On Sustainable Seafood Day, Friday 11 March 2016, the Marine Stewardship Council held an event at the Sea Life Aquarium Darling Harbour to encourage all Australians to buy sustainably caught or responsibly farmed seafood.
Guests enjoyed delicious certified sustainable seafood canapes from the Aquarium’s cafeteria and heard from industry leaders about the importance of sustainably caught or responsibly farmed seafood and the positive changes that have occurred in the industry.
Our ocean supports the livelihoods of one tenth of people on the planet, whilst fishing makes up one-sixth of the protein consumed by people around the world. Seafood is the most consumed animal protein and the most traded food commodity in the world. Wild-caught sustainable seafood has the most lowest carbon footprint of all animal proteins (and beaten by eggs). Unsustainable fishing is harming fish populations, habitats and fishing economies.
The Marine Stewardship Council (MSC) is an international non-profit organisation established to address the problem of unsustainable fishing and safeguard seafood supplies in the future. They have worked with scientists and marine experts to develop the world’s most recognised standard for sustainable wild-caught seafood.
Seafood from MSC certified fisheries can be sold with the blue MSC eco-label so that everyone can make an informed decision to buy seafood from a sustainable source. Annually over 10 million tonnes of seafood, accounting for ten per cent of all wild-caught seafood, comes from fisheries engaged in the MSC program. To meet the MSC Fisheries Standard, fisheries must meet 28 performance indicators for sustainability across the three principles of: sustainable fish stocks; minimising environmental impacts; and effective management.
In Australia, the Western Australian Government has made some commitments to sustainable seafood certification. All WA They have committed 14.5 million Australian dollars to assist all WA fisheries to assess their fisheries against MSC standards. In addition, the South Australian Ogvernment has started to match fisheries’ contributions towards third party certification. In 2015, the world’s first pearl fishery entered into full MSC assessment.

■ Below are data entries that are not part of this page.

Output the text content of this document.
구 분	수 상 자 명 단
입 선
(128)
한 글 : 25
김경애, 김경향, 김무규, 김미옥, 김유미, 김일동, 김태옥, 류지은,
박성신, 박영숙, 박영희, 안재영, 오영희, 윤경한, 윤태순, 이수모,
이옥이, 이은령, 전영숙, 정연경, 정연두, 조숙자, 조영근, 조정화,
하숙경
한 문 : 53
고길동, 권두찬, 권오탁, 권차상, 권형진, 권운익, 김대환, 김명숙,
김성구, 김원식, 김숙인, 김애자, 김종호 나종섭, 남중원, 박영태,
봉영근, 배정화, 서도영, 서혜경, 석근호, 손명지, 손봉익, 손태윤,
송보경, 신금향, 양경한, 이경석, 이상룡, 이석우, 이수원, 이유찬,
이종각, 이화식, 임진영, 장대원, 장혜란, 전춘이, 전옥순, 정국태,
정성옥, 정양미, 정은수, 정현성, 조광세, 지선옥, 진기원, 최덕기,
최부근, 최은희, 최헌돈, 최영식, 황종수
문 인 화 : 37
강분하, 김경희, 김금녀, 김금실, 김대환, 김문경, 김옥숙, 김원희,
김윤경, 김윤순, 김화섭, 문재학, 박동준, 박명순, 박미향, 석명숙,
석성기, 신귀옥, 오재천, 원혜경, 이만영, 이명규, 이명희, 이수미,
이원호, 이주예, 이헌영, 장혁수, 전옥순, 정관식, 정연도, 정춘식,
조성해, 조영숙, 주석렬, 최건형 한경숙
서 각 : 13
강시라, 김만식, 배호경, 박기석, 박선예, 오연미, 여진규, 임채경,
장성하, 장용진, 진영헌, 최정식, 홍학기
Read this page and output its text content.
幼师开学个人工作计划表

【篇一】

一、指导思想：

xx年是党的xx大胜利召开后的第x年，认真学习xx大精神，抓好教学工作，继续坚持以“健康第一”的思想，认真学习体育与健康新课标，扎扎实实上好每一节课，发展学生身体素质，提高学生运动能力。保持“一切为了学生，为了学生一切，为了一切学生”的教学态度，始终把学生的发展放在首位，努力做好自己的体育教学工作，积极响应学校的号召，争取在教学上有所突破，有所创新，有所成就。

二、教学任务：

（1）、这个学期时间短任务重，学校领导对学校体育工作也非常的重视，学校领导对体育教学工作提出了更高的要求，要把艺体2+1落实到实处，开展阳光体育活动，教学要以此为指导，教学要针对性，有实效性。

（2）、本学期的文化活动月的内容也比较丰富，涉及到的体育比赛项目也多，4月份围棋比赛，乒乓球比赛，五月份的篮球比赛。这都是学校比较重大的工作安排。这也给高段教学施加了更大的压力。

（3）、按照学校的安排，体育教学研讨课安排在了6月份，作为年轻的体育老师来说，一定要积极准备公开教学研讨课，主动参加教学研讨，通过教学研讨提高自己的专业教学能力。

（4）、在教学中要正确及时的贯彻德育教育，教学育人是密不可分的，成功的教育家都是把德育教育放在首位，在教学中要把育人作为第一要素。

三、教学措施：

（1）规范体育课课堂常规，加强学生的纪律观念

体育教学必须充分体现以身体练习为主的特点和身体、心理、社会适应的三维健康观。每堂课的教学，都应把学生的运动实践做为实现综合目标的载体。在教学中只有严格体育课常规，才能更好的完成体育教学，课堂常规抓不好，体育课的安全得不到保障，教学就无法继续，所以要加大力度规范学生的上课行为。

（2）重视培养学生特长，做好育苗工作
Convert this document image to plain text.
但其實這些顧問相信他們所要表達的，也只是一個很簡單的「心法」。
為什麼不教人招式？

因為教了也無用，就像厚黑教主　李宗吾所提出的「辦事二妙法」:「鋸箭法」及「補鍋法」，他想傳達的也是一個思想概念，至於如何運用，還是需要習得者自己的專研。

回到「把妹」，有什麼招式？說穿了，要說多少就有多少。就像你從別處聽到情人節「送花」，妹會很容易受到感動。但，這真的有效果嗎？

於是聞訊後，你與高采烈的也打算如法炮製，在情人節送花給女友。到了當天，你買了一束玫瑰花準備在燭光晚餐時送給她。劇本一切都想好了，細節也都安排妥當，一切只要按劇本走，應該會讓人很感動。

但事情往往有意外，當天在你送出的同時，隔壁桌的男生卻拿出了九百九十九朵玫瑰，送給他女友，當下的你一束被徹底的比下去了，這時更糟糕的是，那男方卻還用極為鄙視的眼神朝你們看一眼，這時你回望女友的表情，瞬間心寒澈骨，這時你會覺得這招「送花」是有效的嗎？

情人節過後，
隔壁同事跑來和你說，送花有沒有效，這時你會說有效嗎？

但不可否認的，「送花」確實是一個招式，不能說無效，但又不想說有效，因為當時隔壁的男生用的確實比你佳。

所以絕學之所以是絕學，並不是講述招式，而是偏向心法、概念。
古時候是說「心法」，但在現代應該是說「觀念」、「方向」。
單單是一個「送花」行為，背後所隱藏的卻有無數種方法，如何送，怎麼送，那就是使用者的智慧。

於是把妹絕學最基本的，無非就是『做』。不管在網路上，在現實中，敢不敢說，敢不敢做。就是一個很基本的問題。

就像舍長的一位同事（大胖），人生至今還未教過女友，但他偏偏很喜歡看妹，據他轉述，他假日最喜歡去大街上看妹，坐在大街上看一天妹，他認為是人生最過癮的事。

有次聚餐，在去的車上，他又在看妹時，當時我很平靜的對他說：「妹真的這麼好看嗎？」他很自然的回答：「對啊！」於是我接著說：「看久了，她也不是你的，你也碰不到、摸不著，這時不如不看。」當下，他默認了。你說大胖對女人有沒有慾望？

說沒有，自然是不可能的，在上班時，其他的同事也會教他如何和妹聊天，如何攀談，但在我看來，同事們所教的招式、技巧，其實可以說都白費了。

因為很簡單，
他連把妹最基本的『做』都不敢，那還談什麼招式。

Australia has 10 MSC certified fisheries which produce 19 per cent by volume and 39 per cent by value of Australian wild-caught seafood. These fisheries are:
- Western Rock Lobster
- Northern Prawn Fishery
- Spencer Gulf King Prawns
- Shark Bay Prawns
- Exmouth Bay Prawns
- Blue Grenadier
- Walker Seafoods Albacore, Yellowfin and Swordfish
- Macquarie Island Toothfish
- Heard Island and McDonald Island Toothfish
- Heard Island and McDonald Island Ice Mackerel
Lent and Easter is the time of the year when Australians consume the most seafood.